Where cancer had spread, the focus of reassurance changed to promoting comfort and treatment.   

Discussion

Follow-up not only gave an outlet for describing recuperation but also provided the opportunity to deal with any problems.

Patients were pleased to hear in the follow-up clinic how their suggestions and concerns had been addressed, such as using quiet bins and low lighting at night, and supplying earplugs. Positive patient experiences were marked by compassion, honesty, good communication and humour.

This study took an innovative, prospective approach to developing and evaluating critical care outreach and follow-up with patients’ input. Several areas for consideration were raised.

Critical illness rehabilitation

The psychological effects of critical illness in the literature were evident in this study (Roberts et al, 2007; Pattison, 2005; Roberts and Chaboyer, 2004; Jones et al, 2003). The issues were both immediate and long term.

Elements of dissociative amnesia may explain why some patients could not recall anything (Löf et al, 2008). They may not remember traumatic events as an avoidance strategy, temporary protective psychological mechanism and/or symptoms of ASD or PTSD (Stoddard and Todres, 2001).

Jones et al (2003) found that Hospital and Anxiety Depression Scale scores are greater in critical care patients with delusional memories than those without. The advantage of this study’s longitudinal approach meant that patients were sometimes able to recall more or perhaps disclose greater depth of feeling about their experience during the second interview.

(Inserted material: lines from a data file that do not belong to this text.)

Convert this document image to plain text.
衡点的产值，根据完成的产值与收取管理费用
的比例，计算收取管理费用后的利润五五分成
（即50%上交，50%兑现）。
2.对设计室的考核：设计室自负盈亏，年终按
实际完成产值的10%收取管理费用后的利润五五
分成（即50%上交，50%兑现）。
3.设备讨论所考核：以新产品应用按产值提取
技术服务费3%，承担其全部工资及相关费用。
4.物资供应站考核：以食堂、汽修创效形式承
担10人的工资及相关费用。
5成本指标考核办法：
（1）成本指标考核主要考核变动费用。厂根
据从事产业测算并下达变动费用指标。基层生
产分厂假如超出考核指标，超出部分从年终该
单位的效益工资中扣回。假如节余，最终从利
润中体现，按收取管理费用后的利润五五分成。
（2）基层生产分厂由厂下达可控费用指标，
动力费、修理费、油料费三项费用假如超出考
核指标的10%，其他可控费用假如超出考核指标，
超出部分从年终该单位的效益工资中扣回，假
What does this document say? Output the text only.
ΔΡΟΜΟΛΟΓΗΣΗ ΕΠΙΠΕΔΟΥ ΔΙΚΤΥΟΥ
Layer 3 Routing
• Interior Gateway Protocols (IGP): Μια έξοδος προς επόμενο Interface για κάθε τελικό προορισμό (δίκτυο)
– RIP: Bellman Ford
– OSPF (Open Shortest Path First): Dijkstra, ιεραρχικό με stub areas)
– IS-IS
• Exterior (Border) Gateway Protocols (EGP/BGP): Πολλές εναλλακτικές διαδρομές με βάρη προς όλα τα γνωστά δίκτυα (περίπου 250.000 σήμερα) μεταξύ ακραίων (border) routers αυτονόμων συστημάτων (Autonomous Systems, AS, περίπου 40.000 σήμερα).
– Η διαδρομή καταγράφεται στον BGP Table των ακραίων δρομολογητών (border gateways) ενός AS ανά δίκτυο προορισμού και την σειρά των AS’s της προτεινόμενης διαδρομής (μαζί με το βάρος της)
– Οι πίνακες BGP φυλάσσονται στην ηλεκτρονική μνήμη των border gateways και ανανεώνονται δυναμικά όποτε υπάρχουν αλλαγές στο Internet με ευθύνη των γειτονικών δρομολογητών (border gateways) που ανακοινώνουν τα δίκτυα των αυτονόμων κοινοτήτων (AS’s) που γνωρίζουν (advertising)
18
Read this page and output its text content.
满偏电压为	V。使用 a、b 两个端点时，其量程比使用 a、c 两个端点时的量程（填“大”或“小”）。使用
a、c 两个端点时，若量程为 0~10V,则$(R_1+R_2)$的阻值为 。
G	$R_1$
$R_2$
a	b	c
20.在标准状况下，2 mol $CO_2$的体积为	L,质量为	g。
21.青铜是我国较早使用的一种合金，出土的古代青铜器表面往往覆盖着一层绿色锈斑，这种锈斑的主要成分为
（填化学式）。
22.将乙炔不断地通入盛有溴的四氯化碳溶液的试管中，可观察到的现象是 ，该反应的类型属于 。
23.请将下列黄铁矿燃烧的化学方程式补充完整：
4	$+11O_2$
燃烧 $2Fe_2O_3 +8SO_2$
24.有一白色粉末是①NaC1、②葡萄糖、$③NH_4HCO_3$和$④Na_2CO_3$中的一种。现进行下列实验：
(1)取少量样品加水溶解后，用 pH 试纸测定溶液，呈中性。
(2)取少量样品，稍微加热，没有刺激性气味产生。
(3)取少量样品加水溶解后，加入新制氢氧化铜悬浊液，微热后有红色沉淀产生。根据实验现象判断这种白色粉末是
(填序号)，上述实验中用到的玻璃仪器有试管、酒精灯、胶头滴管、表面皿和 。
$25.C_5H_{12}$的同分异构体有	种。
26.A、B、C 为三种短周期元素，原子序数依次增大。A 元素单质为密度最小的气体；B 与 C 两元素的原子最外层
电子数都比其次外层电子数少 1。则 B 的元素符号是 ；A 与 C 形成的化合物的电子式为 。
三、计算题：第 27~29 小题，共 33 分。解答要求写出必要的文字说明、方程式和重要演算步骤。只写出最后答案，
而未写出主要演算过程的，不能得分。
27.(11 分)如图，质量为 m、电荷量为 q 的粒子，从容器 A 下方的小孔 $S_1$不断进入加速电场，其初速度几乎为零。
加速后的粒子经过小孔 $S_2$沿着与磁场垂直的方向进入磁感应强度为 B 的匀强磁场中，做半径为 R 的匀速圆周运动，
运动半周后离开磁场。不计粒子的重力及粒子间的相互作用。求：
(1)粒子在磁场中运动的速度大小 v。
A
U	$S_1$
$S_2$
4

The effects of sedation, anaesthesia, pyrexia, sepsis, drugs, noise, environment and lack of orientation found in research (for example Roberts and Chaboyer, 2004), and those outlined in this study highlight the need to consider both extrinsic and intrinsic factors in psychological aftercare.

Fear of cancer recurrence affected patients’ ability to rehabilitate. Although surgery may have been successful and the patient survived critical care, the cancer could recur or spread. Sensitivity to patient feelings was extremely important, as outlined by Hofhuis et al (2008), since the slightest negative action or reaction by nurses can lead to feelings of not being cared for or supported. Attributing problems to critical illness or cancer alone was not possible, since the elements reported could have resulted from a number of causes.

Follow-up provided a form of continuing care for patients who found it hard to adjust after critical care. Support took practical forms of referrals to rehabilitation teams, psychological medicine and care, and organising social support mechanisms. The inclusive research method helped the follow-up team to determine needs.

Telling patients about the unit, issues around transfer from critical care, physiological effects and psychological impact can help in preparing them. Patients remained surprisingly positive, showed empathy, and talked about being lucky and moving on. However, the characteristics of those participating may incline them to certain feelings such as positivity (McGrath, 2004), indicating responder bias.

The characteristics and prognoses of the two groups of patients taking part may have influenced their responses. In addition, the study’s longitudinal design meant that not all patients completed all phases since some died or were not able to complete.

Conclusion

This study shows patients and their families see the nurse-led follow-up clinic as an essential part of recovery and healing, and all participants said that they benefited from the service. The follow-up clinic is an important part of the critical care trajectory. Critical care and follow-up nurses can have a positive impact on patients’ experiences.

  • This study is described in greater detail in Pattison et al (2007).